Desrespeito generalizado
Apesar de estar previsto no Regimento da UFRGS que o CPD, como órgão suplementar, terá seu diretor indicado pelo reitor, a técnica Gabriela D’Andrea, assistente administrativa, lembra que, em comum acordo e com conhecimento da Reitoria, é realizada a consulta entre os servidores e bolsistas do órgão – e respeitado o nome mais votado.
Para Thiago Stein Motta, o Diretor exonerado por Bulhões, “o servidor escolhido pelos seus colegas não será apenas o futuro diretor do CPD, mas a pessoa que materializa todas as necessidades e os desejos de uma comunidade para uma vida laboral mais saudável e satisfatória. Um indivíduo externo que é colocado como gestor, como já ficou demonstrado, entra sem nenhum conhecimento sobre a estrutura e funcionamento do órgão, mas achando que possui soluções mágicas para problemas que ele acha que conhece”.
Motta analisa ainda que a troca pode trazer prejuízos para o CPD e desgaste para seu corpo técnico: “Esse cenário fragiliza a situação dos servidores, pois eles precisam mostrar como funciona o seu trabalho e demonstrar que as tais soluções mágicas não são aplicáveis, correndo o risco de não terem sucesso nessa empreitada e serem mal interpretados. É um atraso no funcionamento da unidade, que só traz malefícios para a Universidade”.
O servidor lamenta a falta de respeito no processo de destituição. “Fui convocado para uma reunião presencial na Reitoria, sem pauta, na qual estava imaginando que iria conhecer o Reitor e explicar para ele o que era o CPD. Chegando lá, encontro o novo diretor nomeado e, juntos, nos reunimos com Reitor, Vice-Reitora e assessor do Reitor. Após cumprimentos, o Reitor inicia a reunião e diz que me vê como muito jovem, inexperiente e muito pressionado por todos os lados, sejam eles quais forem, e que não me acha adequado para dirigir um órgão tão importante quanto o CPD. Que o atual nomeado é mais qualificado e capaz”, relata o servidor.

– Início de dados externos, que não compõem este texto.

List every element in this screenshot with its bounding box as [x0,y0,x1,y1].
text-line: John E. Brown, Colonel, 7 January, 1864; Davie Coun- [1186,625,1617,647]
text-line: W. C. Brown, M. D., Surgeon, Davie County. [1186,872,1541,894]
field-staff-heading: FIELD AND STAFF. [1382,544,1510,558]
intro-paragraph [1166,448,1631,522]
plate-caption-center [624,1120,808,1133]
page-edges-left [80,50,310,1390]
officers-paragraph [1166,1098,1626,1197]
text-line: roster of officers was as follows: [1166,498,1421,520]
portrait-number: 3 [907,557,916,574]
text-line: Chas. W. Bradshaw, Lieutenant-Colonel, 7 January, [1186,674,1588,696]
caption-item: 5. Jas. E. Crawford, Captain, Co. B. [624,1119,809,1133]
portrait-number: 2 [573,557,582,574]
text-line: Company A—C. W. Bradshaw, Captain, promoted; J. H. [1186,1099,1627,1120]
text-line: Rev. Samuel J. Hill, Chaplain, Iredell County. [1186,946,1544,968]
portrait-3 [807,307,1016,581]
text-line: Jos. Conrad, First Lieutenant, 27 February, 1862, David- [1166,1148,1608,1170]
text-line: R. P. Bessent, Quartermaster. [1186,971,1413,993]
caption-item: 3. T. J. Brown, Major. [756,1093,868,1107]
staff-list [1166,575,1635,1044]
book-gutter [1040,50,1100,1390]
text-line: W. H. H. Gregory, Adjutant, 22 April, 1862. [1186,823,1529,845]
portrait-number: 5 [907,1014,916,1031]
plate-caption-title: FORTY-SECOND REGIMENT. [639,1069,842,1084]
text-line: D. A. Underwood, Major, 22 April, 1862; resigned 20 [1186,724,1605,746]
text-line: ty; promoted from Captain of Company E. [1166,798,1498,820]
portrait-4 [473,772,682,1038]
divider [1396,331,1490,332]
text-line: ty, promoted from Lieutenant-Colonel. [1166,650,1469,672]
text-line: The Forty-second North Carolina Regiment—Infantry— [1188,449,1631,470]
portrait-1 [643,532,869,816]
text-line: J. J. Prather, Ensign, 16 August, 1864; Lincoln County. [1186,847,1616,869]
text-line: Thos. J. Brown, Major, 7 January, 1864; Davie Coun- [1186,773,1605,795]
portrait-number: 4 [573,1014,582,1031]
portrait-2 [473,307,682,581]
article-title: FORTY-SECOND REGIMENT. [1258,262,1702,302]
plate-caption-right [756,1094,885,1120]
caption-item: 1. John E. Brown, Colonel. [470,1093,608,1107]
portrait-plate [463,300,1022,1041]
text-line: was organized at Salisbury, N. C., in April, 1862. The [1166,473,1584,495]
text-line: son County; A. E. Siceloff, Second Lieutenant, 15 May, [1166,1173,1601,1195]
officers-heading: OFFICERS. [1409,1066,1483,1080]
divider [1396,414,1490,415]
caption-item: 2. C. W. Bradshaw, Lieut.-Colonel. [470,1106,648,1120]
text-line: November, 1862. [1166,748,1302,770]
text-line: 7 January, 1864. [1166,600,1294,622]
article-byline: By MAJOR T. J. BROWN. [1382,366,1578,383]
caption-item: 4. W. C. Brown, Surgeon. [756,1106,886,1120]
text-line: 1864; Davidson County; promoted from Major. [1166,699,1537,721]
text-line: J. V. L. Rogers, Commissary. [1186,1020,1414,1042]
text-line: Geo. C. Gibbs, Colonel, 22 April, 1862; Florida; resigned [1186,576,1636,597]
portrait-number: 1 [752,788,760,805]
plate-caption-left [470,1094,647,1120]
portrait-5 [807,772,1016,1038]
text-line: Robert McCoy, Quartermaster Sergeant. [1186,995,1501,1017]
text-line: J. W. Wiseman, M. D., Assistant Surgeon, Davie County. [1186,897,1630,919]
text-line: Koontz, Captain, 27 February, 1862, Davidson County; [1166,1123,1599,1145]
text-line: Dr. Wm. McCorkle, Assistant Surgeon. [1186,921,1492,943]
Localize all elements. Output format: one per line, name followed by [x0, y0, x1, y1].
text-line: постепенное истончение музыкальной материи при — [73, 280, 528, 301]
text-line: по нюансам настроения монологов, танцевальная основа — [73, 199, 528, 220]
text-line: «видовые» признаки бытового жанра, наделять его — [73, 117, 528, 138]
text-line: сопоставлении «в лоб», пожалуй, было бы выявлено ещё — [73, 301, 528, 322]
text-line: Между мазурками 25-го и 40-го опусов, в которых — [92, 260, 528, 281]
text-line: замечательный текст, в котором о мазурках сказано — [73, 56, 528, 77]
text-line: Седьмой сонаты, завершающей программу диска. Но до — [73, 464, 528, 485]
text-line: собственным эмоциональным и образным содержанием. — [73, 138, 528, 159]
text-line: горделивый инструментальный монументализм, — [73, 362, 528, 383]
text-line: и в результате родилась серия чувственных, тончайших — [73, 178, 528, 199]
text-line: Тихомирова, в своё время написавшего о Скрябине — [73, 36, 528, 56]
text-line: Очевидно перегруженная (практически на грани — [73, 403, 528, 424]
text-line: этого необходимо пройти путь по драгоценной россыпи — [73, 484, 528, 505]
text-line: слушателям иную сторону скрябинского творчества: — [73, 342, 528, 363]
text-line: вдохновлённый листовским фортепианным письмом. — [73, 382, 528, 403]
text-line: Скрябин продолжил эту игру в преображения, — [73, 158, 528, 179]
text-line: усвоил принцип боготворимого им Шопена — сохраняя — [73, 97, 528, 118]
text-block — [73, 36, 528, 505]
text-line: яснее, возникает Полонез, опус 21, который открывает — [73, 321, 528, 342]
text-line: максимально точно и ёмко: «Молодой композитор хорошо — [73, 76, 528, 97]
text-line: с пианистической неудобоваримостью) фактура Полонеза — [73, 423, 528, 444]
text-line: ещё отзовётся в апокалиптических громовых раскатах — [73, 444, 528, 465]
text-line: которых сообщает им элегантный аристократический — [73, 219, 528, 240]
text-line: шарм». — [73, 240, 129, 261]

“Antes que eu tivesse a oportunidade de falar qualquer coisa, todos, exceto o atual nomeado, se retiram, e o que me resta é defender o posicionamento e a escolha do CPD para o meu substituto, além de procurar álcool gel”, acrescenta, lamentado que, em plena pandemia, o protocolo tenha mantido os apertos de mão sem dispor de condições adequadas para higienização.
Ainda segundo o diretor eleito, após o retorno dos demais participantes, todos os demais presentes tiveram direito à a palavra antes que ele pudesse, finalmente, se manifestar. “Evitei falar em democracia, pois sei que é um termo sensível para a atual gestão da UFRGS, mas falei em representatividade. Sem sucesso; não parecem reconhecer a importância disso”.